Nun warnt auch die EU-Kommission vor den Folgen: Diese Entwicklung werde unseren Planeten dramatisch verändern und könnte zu einem Zusammenbruch ganzer Ökosysteme führen, heißt es in einem Bericht zur Artenvielfalt in Europa. Dabei geht die Brüsseler Behörde auch mit den EU-Mitgliedsländern hart ins Gericht: Die europäische Gesetzgebung sei nur mangelhaft umgesetzt, immer noch gebe es zum Beispiel empfindliche Lücken im europäischen Schutzgebietsnetz Natura 2000. Wichtige Instrumente wie die geplante EU-Bodenschutz-Richtlinie sei am Widerstand unter anderem Deutschlands und Großbritanniens gescheitert.

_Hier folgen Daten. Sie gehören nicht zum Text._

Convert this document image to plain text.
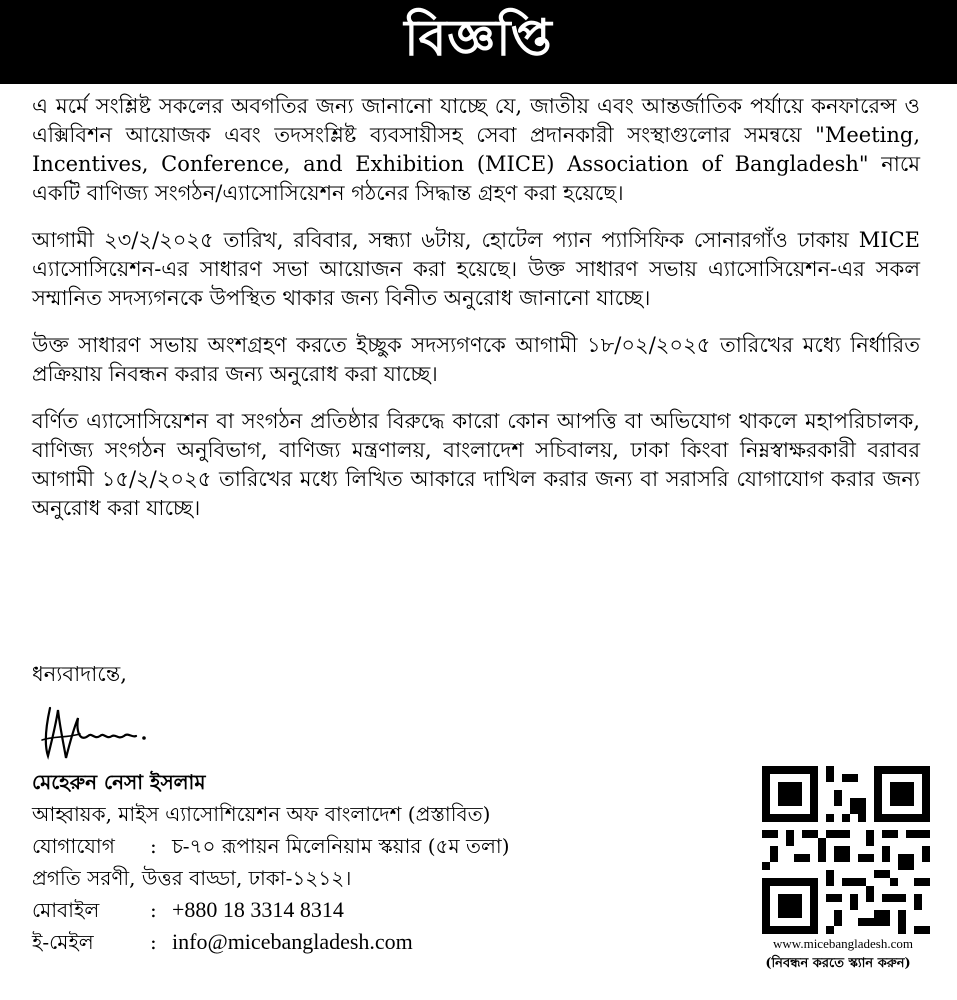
বিজ্ঞপ্তি

এ মর্মে সংশ্লিষ্ট সকলের অবগতির জন্য জানানো যাচ্ছে যে, জাতীয় এবং আন্তর্জাতিক পর্যায়ে কনফারেন্স ও এক্সিবিশন আয়োজক এবং তদসংশ্লিষ্ট ব্যবসায়ীসহ সেবা প্রদানকারী সংস্থাগুলোর সমন্বয়ে "Meeting, Incentives, Conference, and Exhibition (MICE) Association of Bangladesh" নামে একটি বাণিজ্য সংগঠন/এ্যাসোসিয়েশন গঠনের সিদ্ধান্ত গ্রহণ করা হয়েছে।

আগামী ২৩/২/২০২৫ তারিখ, রবিবার, সন্ধ্যা ৬টায়, হোটেল প্যান প্যাসিফিক সোনারগাঁও ঢাকায় MICE এ্যাসোসিয়েশন-এর সাধারণ সভা আয়োজন করা হয়েছে। উক্ত সাধারণ সভায় এ্যাসোসিয়েশন-এর সকল সম্মানিত সদস্যগনকে উপস্থিত থাকার জন্য বিনীত অনুরোধ জানানো যাচ্ছে।

উক্ত সাধারণ সভায় অংশগ্রহণ করতে ইচ্ছুক সদস্যগণকে আগামী ১৮/০২/২০২৫ তারিখের মধ্যে নির্ধারিত প্রক্রিয়ায় নিবন্ধন করার জন্য অনুরোধ করা যাচ্ছে।

বর্ণিত এ্যাসোসিয়েশন বা সংগঠন প্রতিষ্ঠার বিরুদ্ধে কারো কোন আপত্তি বা অভিযোগ থাকলে মহাপরিচালক, বাণিজ্য সংগঠন অনুবিভাগ, বাণিজ্য মন্ত্রণালয়, বাংলাদেশ সচিবালয়, ঢাকা কিংবা নিম্নস্বাক্ষরকারী বরাবর আগামী ১৫/২/২০২৫ তারিখের মধ্যে লিখিত আকারে দাখিল করার জন্য বা সরাসরি যোগাযোগ করার জন্য অনুরোধ করা যাচ্ছে।

ধন্যবাদান্তে,
মেহেরুন নেসা ইসলাম
আহ্বায়ক, মাইস এ্যাসোশিয়েশন অফ বাংলাদেশ (প্রস্তাবিত)
যোগাযোগ	: চ-৭০ রূপায়ন মিলেনিয়াম স্কয়ার (৫ম তলা)
প্রগতি সরণী, উত্তর বাড্ডা, ঢাকা-১২১২।
মোবাইল	: +880 18 3314 8314
ই-মেইল	: info@micebangladesh.com	www.micebangladesh.com
(নিবন্ধন করতে স্ক্যান করুন)
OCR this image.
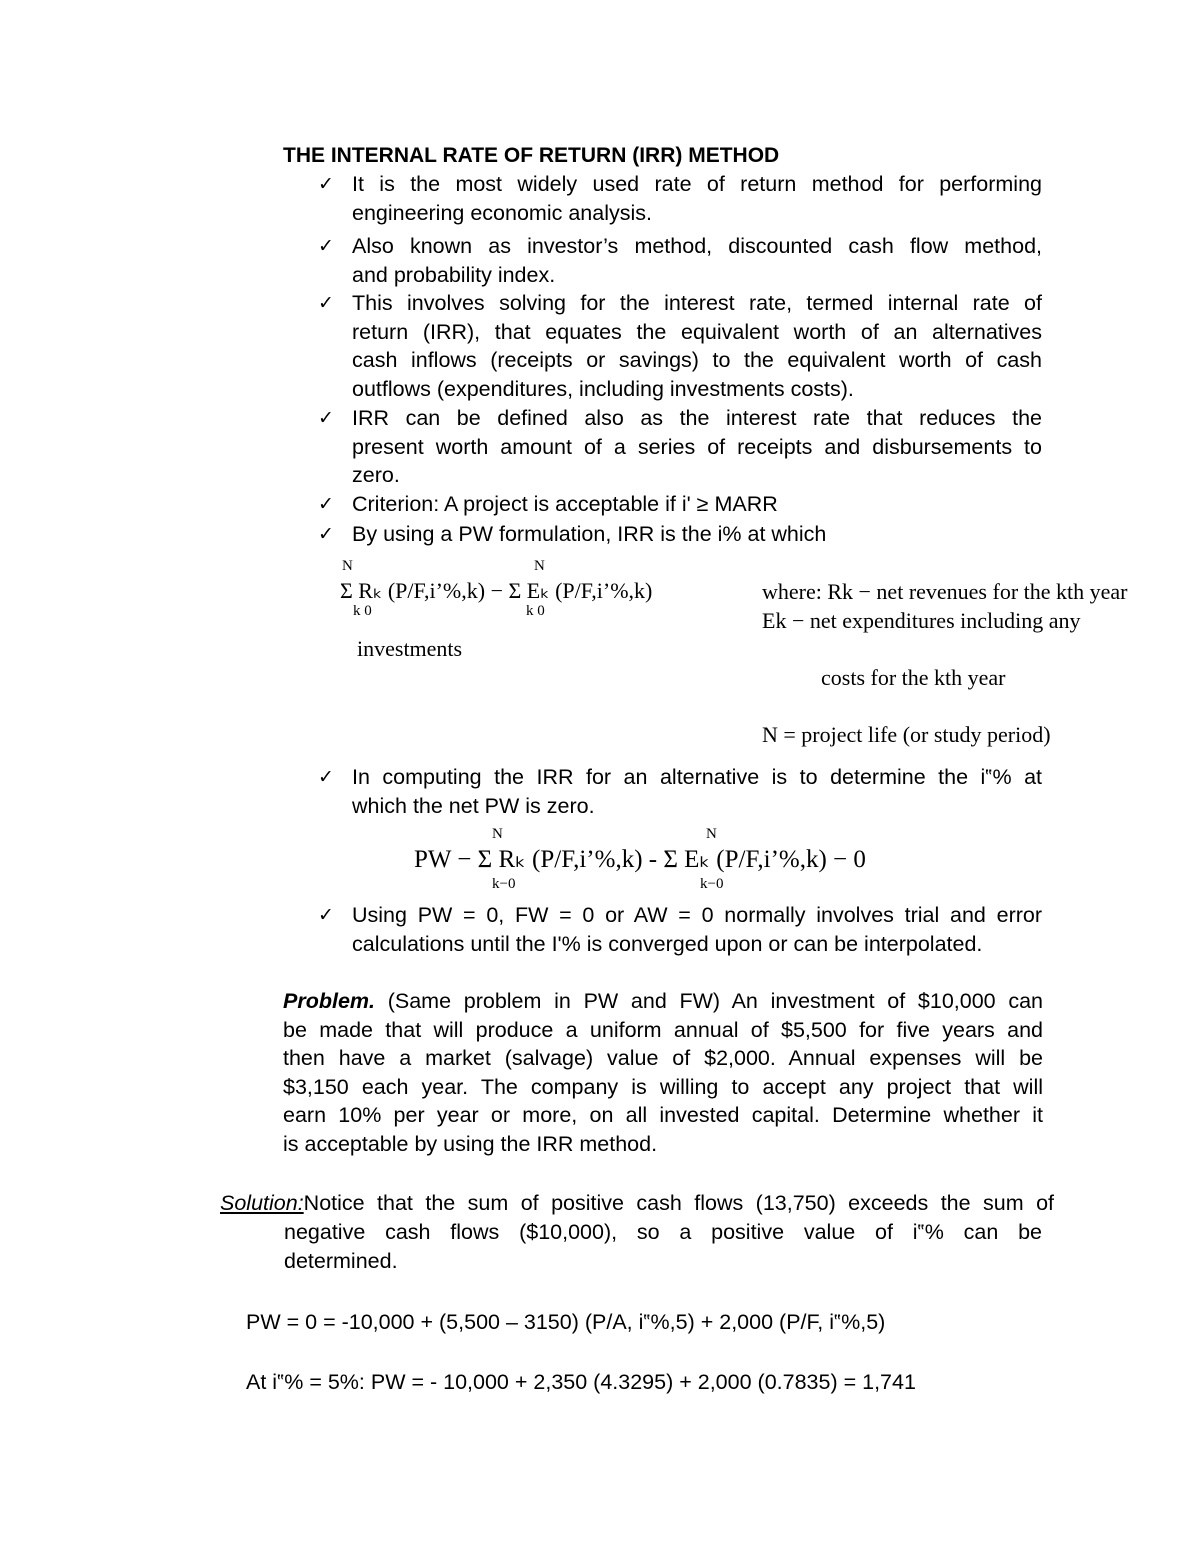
THE INTERNAL RATE OF RETURN (IRR) METHOD
✓ It is the most widely used rate of return method for performing
engineering economic analysis.
✓ Also known as investor’s method, discounted cash flow method,
and probability index.
✓ This involves solving for the interest rate, termed internal rate of
return (IRR), that equates the equivalent worth of an alternatives
cash inflows (receipts or savings) to the equivalent worth of cash
outflows (expenditures, including investments costs).
✓ IRR can be defined also as the interest rate that reduces the
present worth amount of a series of receipts and disbursements to
zero.
✓ Criterion: A project is acceptable if i' ≥ MARR
✓ By using a PW formulation, IRR is the i% at which
N	N
Σ Rₖ (P/F,i’%,k) − Σ Eₖ (P/F,i’%,k)
k 0	k 0
investments
where: Rk − net revenues for the kth year
Ek − net expenditures including any
costs for the kth year
N = project life (or study period)
✓ In computing the IRR for an alternative is to determine the i‟% at
which the net PW is zero.
N	N
PW − Σ Rₖ (P/F,i’%,k) - Σ Eₖ (P/F,i’%,k) − 0
k−0	k−0
✓ Using PW = 0, FW = 0 or AW = 0 normally involves trial and error
calculations until the I'% is converged upon or can be interpolated.
Problem. (Same problem in PW and FW) An investment of $10,000 can
be made that will produce a uniform annual of $5,500 for five years and
then have a market (salvage) value of $2,000. Annual expenses will be
$3,150 each year. The company is willing to accept any project that will
earn 10% per year or more, on all invested capital. Determine whether it
is acceptable by using the IRR method.
Solution:Notice that the sum of positive cash flows (13,750) exceeds the sum of
negative cash flows ($10,000), so a positive value of i‟% can be
determined.
PW = 0 = -10,000 + (5,500 – 3150) (P/A, i‟%,5) + 2,000 (P/F, i‟%,5)
At i‟% = 5%: PW = - 10,000 + 2,350 (4.3295) + 2,000 (0.7835) = 1,741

Naturschutzverbände sehen außerdem Versäumnisse bei den Vogelschutzgebieten besonders in Schleswig-Holstein, Niedersachsen, Nordrhein-Westfalen und Rheinland-Pfalz. Auch Meeresräume seien nicht ausreichend geschützt. „Es werden zwar Naturschutzgebiete ausgerufen, trotzdem darf dort weiter gefischt werden“, kritisiert Heidrun Heidecke vom Bund für Umwelt und Naturschutz (BUND). Dabei wollten die Staats- und Regierungschefs das Artensterben längst gestoppt haben – 2010 hatten die Vereinten Nationen zum Jahr der biologischen Vielfalt erklärt.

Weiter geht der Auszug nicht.